Demand from capital markets investors has helped keep overall catastrophe insurance costs from rising.
"By adding a cat bond to your portfolio of reinsurance protection, a sponsor (issuer) can keep costs in line over time and place subtle pressure on traditional reinsurance pricing, keeping it more competitive," says Michael Halsband, director at Deutsche Bank Securities Inc
The lure for investors is the high return offered by such bonds, which are rated below investment grade - an average 7.4 percent this year, although yields have come down with rising demand.
The chances of the bonds being triggered, meanwhile, are relatively remote because they cover very specific risks in specific geographic areas.
For example, only one of the nine cat bonds covering the Gulf region was triggered by Hurricane Katrina, the insurance industry's most costly natural disaster.
The market has attracted two to five new issuers in each of the last 10 years, including in recent years large primary insurers and U.S. state government entities with massive exposure to natural disasters. These include the Louisiana Citizens Property Insurance Company, Florida's Citizens Property Insurance Company and the California Earthquake Authority.

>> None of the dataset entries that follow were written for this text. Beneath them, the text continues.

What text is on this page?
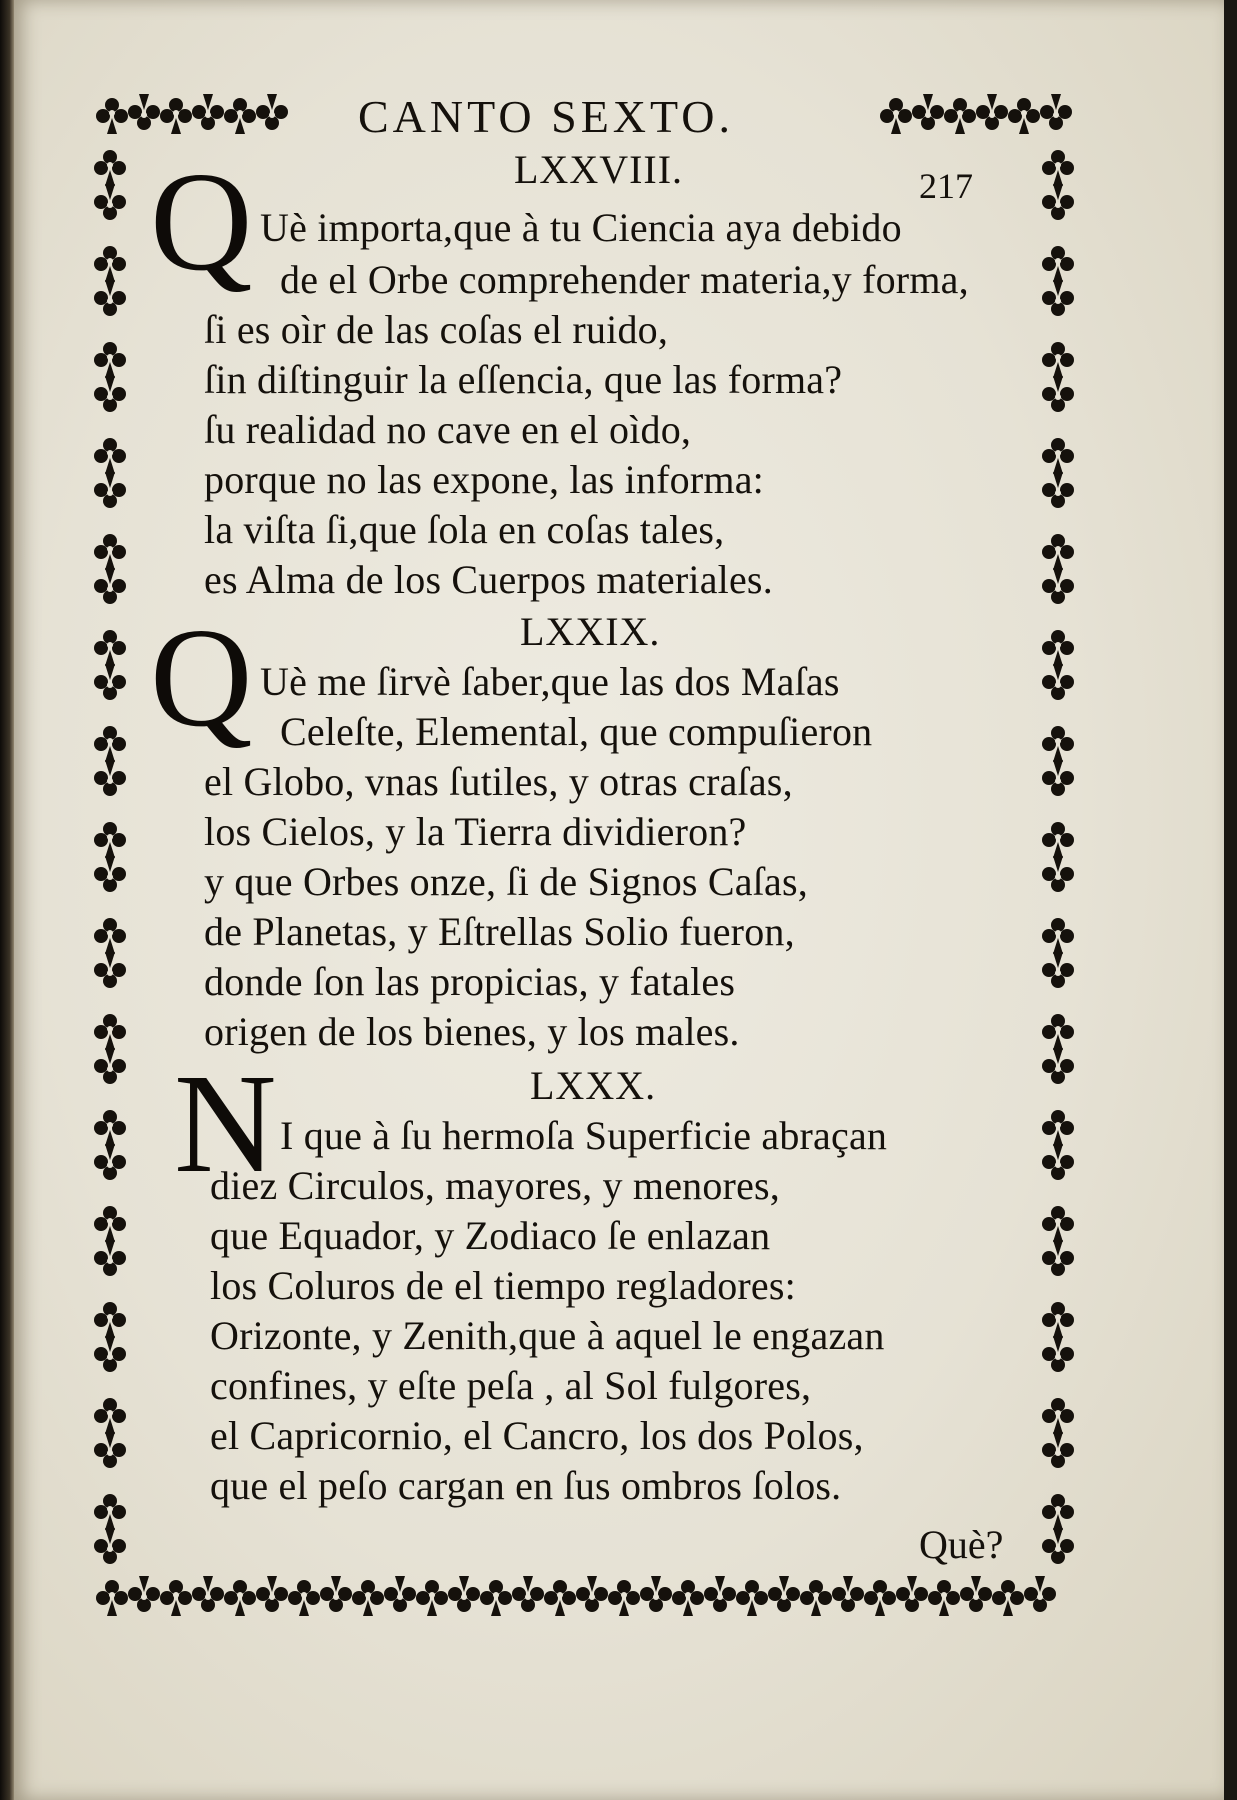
CANTO SEXTO.
217
LXXVIII.
Q Uè importa,que à tu Ciencia aya debido
de el Orbe comprehender materia,y forma,
ſi es oìr de las coſas el ruido,
ſin diſtinguir la eſſencia, que las forma?
ſu realidad no cave en el oìdo,
porque no las expone, las informa:
la viſta ſi,que ſola en coſas tales,
es Alma de los Cuerpos materiales.
LXXIX.
Q Uè me ſirvè ſaber,que las dos Maſas
Celeſte, Elemental, que compuſieron
el Globo, vnas ſutiles, y otras craſas,
los Cielos, y la Tierra dividieron?
y que Orbes onze, ſi de Signos Caſas,
de Planetas, y Eſtrellas Solio fueron,
donde ſon las propicias, y fatales
origen de los bienes, y los males.
LXXX.
N I que à ſu hermoſa Superficie abraçan
diez Circulos, mayores, y menores,
que Equador, y Zodiaco ſe enlazan
los Coluros de el tiempo regladores:
Orizonte, y Zenith,que à aquel le engazan
confines, y eſte peſa , al Sol fulgores,
el Capricornio, el Cancro, los dos Polos,
que el peſo cargan en ſus ombros ſolos.
Què?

Last year's heavy disaster losses and the Solvency II directive have forced reinsurers to either pull out of providing some catastrophe insurance or charge more to cover the risk.
"Capital markets capital provides a diversification of sources and extra competition, which means we can find the right level of pricing," said Tim Richardson, chief financial officer at the California Earthquake Authority (CEA), which purchases up to $3.5 billion of reinsurance cover each year to pay potential claims against earthquake damage from California homeowners.

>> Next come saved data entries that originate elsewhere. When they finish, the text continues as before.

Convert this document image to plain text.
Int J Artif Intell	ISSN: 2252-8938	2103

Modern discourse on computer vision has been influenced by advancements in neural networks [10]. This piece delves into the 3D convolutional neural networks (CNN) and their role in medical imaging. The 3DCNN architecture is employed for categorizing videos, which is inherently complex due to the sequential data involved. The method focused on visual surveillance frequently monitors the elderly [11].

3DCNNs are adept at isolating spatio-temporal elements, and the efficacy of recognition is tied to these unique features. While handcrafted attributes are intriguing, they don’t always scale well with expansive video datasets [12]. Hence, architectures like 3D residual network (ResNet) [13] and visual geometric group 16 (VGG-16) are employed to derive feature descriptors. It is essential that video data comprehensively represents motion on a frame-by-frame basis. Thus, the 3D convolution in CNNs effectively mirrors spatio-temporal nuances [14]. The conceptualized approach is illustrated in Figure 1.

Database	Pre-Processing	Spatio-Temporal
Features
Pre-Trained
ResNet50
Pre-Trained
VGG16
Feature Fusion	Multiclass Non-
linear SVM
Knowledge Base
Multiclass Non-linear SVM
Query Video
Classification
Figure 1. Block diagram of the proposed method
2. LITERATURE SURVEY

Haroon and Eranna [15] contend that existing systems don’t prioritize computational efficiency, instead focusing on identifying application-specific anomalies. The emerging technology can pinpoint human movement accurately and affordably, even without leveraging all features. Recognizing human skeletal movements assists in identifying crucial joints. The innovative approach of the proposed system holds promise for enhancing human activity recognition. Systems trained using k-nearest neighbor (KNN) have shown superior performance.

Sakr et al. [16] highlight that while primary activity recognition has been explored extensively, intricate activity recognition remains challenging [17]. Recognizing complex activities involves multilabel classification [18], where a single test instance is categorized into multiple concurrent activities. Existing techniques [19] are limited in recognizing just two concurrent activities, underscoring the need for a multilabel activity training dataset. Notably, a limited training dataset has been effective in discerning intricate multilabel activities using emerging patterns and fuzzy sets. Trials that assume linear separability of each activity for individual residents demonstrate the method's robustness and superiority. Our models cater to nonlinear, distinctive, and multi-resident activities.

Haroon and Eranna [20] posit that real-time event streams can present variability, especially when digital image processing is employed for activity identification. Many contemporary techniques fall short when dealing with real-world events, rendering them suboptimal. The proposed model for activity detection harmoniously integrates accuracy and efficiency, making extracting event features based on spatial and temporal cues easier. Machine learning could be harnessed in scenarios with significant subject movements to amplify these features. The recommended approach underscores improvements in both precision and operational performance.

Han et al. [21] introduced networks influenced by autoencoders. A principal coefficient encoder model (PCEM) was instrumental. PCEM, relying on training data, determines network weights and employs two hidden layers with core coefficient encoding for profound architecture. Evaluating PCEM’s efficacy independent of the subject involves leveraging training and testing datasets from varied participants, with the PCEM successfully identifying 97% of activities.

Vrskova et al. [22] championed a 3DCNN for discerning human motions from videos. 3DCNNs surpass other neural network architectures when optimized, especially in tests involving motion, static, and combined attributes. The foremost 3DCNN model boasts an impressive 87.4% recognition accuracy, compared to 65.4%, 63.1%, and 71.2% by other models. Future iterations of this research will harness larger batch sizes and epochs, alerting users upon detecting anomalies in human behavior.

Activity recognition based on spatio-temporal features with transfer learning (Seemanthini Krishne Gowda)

The CEA started sponsoring catastrophe bonds last year under a reinsurance deal with Bermudan entity Embarcadero Re, and has sold a total $600 million of cat bond notes to date.
Being able to access the capital markets "helps to keep everyone honest about pricing," said Richardson.
"The insurance-linked securities market is no longer seen as hot money," says Rick Miller, senior vice president at Towers Watson Capital Markets, whose parent helped to sell an $11.95 million bond for an undisclosed middle-tier Florida-based insurance company - underlining the interest from smaller companies.
Catastrophe bond issuance is likely to grow by 25 percent in 2012, reaching up to $7 billion by the end of the year, according to brokers and investors.
Chi Hum, managing director at GC Securities, part of brokerage Guy Carpenter, reckons the market for insurance-linked securities - of which cat bonds are the major part - could grow from $30 billion to $45 billion by 2015.
"In the current economic environment, there is more than adequate capital from investors to meet the sponsor's present needs .... which ought to attract yet more new sponsors," adds Deutsche's Halsband.